Key Responsibilities:

Technical Expertise:

• Provide technical guidance in formulation design, process optimization, and characterization of liposomal drug products.

• Solve complex formulation and manufacturing challenges using a science-driven approach.

• Ensure adherence to global regulatory requirements (e.g., FDA, EMA) for liposomal generics.

Strategic Leadership:

• Lead and manage R&D projects focused on liposomal formulations, ensuring alignment with organizational goals.

• Develop strategies for the design, development, scale-up, and commercialization of complex generics, including liposomes.

• Collaborate with cross-functional teams, including Regulatory Affairs, Quality Assurance, Manufacturing, and Marketing, to ensure project success.

Project Management:

• Manage multiple R&D projects with accountability for timelines, budgets, and resource allocation.

• Oversee technology transfer from R&D to manufacturing, ensuring robust and scalable processes.

• Track progress against key milestones and provide updates to senior management.

Regulatory and Compliance:

• Support the preparation of ANDA submissions for complex generics, including authoring and reviewing Module 3 documentation.

• Ensure compliance with cGMP, GLP, and other applicable regulations during development activities.

Team Development:

• Mentor and develop a high-performing R&D team with expertise in complex drug delivery systems.

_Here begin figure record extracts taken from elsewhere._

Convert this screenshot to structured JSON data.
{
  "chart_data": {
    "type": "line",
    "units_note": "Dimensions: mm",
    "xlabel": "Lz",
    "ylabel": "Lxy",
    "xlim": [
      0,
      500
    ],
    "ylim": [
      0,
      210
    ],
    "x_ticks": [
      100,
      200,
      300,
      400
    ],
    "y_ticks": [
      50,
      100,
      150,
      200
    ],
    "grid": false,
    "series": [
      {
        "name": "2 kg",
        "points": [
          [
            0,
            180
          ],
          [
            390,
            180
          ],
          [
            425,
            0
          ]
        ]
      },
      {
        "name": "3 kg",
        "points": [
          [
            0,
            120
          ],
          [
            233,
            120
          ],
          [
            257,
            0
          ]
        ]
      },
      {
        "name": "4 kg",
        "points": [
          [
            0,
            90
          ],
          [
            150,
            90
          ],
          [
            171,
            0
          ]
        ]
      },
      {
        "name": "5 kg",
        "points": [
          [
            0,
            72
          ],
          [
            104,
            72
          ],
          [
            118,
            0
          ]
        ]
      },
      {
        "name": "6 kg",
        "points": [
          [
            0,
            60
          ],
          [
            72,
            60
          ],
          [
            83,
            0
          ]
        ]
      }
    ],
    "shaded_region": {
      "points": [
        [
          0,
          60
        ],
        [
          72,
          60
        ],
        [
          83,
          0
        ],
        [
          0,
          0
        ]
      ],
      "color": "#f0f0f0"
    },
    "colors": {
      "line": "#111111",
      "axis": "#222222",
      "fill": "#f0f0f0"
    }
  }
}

• Foster a culture of innovation, collaboration, and continuous learning.

Qualifications:

• PhD/MS in Pharmaceutical Sciences, Chemistry, Chemical Engineering, or related fields.

Experience:

• Minimum of 14-17 years of experience in R&D for complex generics, with at least 5 years focused on liposomal formulations.

• Demonstrated experience in developing and commercializing liposomal drug delivery systems.

• Proven track record of successful ANDA filings for complex generics.

Skills & Competencies:

• Deep understanding of liposomal technology, including formulation, characterization, and analytical techniques.

• Strong knowledge of global regulatory guidelines and quality standards for complex generics.

• Excellent project management, problem-solving, and decision-making skills.

• Strong leadership, communication, and interpersonal abilities.

Key Performance Indicators (KPIs):

• Successful completion of R&D milestones within defined timelines and budgets.

• Number of successful ANDA submissions and approvals for liposomal generics.

• Efficiency of technology transfer processes to manufacturing.

• Development of innovative formulations and cost-effective processes.